147P - Hox gene expression in ovarian cancer

Date 30 September 2012
Event ESMO Congress 2012
Session Poster presentation II
Topics Ovarian Cancer
Cancer Biology
Basic Scientific Principles
Presenter Zoe Kelly
Authors Z. Kelly1, H. Pandha1, K. Madhuri2, R. Morgan1, A. Michael3
  • 1Department Of Microbial And Cellular Science, University of Surrey, GU27WG - Guildford/UK
  • 2Gynaecology And Surgery, Royal Surrey County Hospital, GU27XX - Guildford/UK
  • 3University of Surrey PGMS, Oncology, GU2 7WG - Guildford/UK



Ovarian cancer is the leading cause of cancer death among all gynaecological cancers. The aggressive nature of ovarian cancer is partly due to its heterogeneity and lack of effective treatment strategies other than surgery and standard chemotherapy. Further work to understand the molecular changes and design more effective drugs is essential. We have studied the expression of HOX genes-a family of homeodomain-containing transcription factors that determine cell and tissue identity in the early embryo and have been found to be dysregulated in cancer.
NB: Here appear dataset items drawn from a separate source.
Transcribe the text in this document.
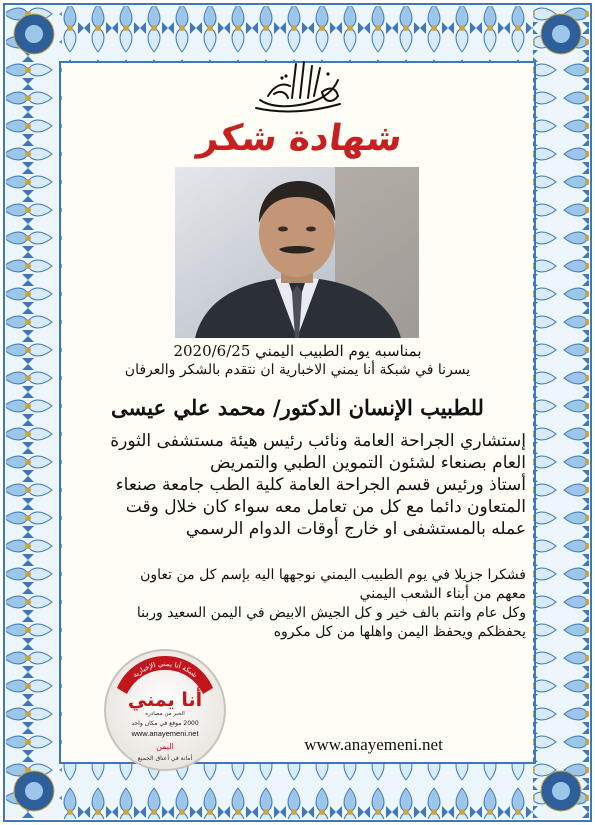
شهادة شكر
بمناسبه يوم الطبيب اليمني 2020/6/25
يسرنا في شبكة أنا يمني الاخبارية ان نتقدم بالشكر والعرفان
للطبيب الإنسان الدكتور/ محمد علي عيسى
إستشاري الجراحة العامة ونائب رئيس هيئة مستشفى الثورة
العام بصنعاء لشئون التموين الطبي والتمريض
أستاذ ورئيس قسم الجراحة العامة كلية الطب جامعة صنعاء
المتعاون دائما مع كل من تعامل معه سواء كان خلال وقت
عمله بالمستشفى او خارج أوقات الدوام الرسمي
فشكرا جزيلا في يوم الطبيب اليمني نوجهها اليه بإسم كل من تعاون
معهم من أبناء الشعب اليمني
وكل عام وانتم بالف خير و كل الجيش الابيض في اليمن السعيد وربنا
يحفظكم ويحفظ اليمن واهلها من كل مكروه
شبكة أنا يمني الإخبارية
أنا يمني
الخبر من مصادره
2000 موقع في مكان واحد
www.anayemeni.net
اليمن
أمانة في أعناق الجميع
www.anayemeni.net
We looked at the HOX gene expression profile of all 39 HOX genes in primary ovarian and peritoneal tumours of different histotypes.


HOX gene expression profiles were analysed in ovarian tumour samples and compared to normal ovarian tissue. RNA was isolated from tumour samples using the RNeasy® Plus Mini Kit (Qiagen Ltd) and the relative expression of all 39HOX genes were determined by quantitative real-time polymerase chain reaction. The 2-tailed student's t-test was applied to determine significant differences between tumours and normal ovary.
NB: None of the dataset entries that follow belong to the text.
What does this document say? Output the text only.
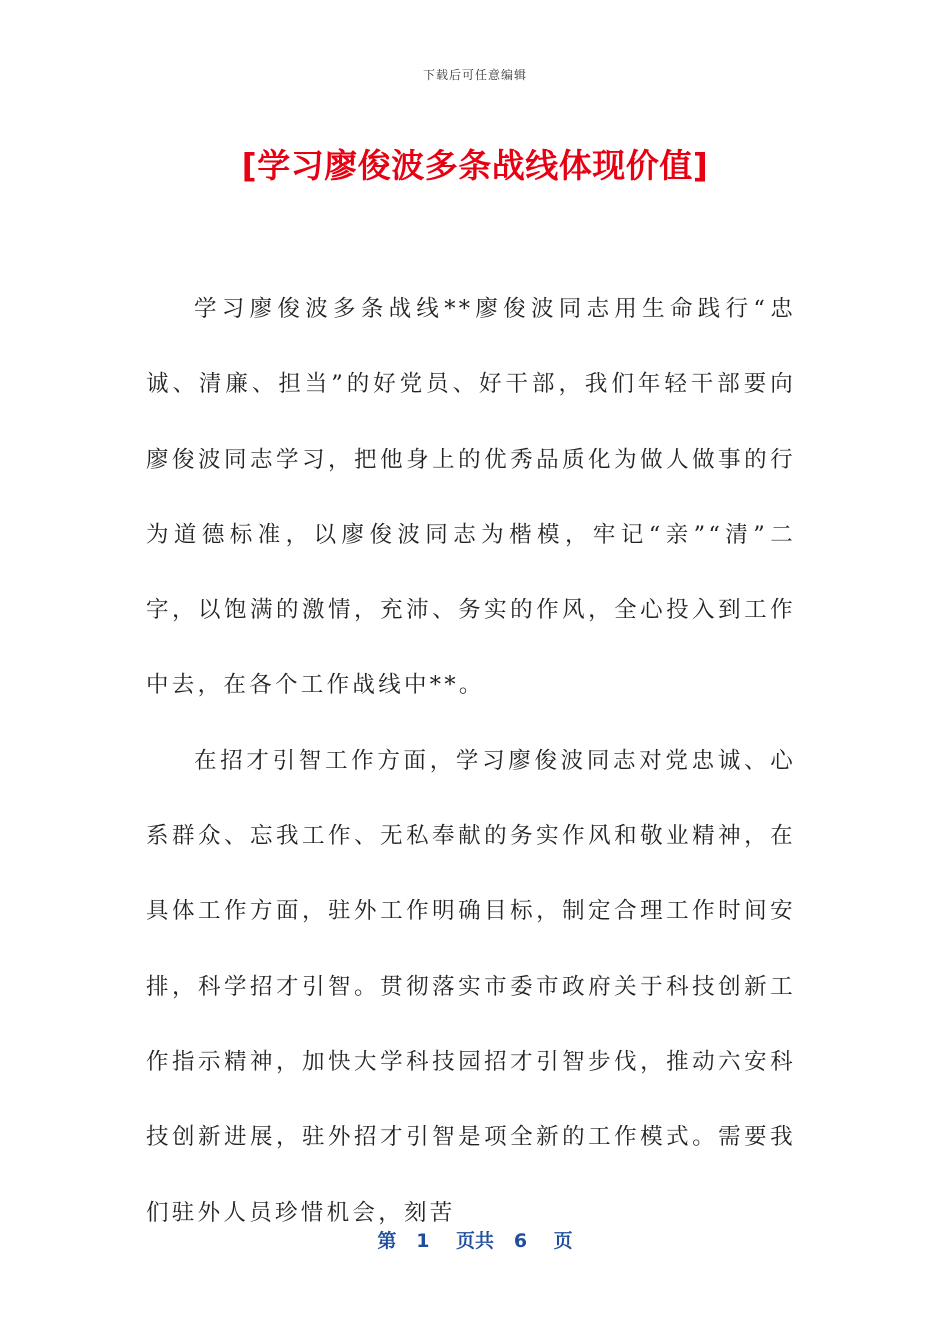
下载后可任意编辑
[学习廖俊波多条战线体现价值]

学习廖俊波多条战线**廖俊波同志用生命践行“忠诚、清廉、担当”的好党员、好干部，我们年轻干部要向廖俊波同志学习，把他身上的优秀品质化为做人做事的行为道德标准，以廖俊波同志为楷模，牢记“亲”“清”二字，以饱满的激情，充沛、务实的作风，全心投入到工作中去，在各个工作战线中**。

在招才引智工作方面，学习廖俊波同志对党忠诚、心系群众、忘我工作、无私奉献的务实作风和敬业精神，在具体工作方面，驻外工作明确目标，制定合理工作时间安排，科学招才引智。贯彻落实市委市政府关于科技创新工作指示精神，加快大学科技园招才引智步伐，推动六安科技创新进展，驻外招才引智是项全新的工作模式。需要我们驻外人员珍惜机会，刻苦

第 1 页共 6 页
We have analysed a cohort of 72 patients with epithelial ovarian cancer-59 serous, 5 endometrioid, 5 clear cell, 3 MMMT and one mucinous. Dysregulation of certain HOX genes expression was found in the majority of ovarian tumour samples with little to no expression in normal ovarian epithelium. By comparing HOX genes from all histotypes with normal ovarian tissue, 28 HOX genes were found to be upregulated in the tumours with P-values < 0.0001 for 20 genes. Expression of HOXB1, B2, B3, B7, B13, C11 and D12 were only seen in cancer tissue. HOXA9 and HOXB5 were found to be most highly expressed. The expression of HOXB5 was seen in 98% of the cancers analysed as compared with the normal ovarian tissue. The expression did not correlate with the clinical stage or CA-125 levels at presentation. The median follow up of the cohort was 26 months and median survival has not been reached.


HOX genes were shown to be dysregulated in ovarian tumours, with a number of genes showing significant upregulation compared to normal ovarian epithelium. HOXB5 and HOXA9 are the most highly up-regulated. This suggests that HOX genes may have a role in ovarian cancer oncogenesis.


All authors have declared no conflicts of interest.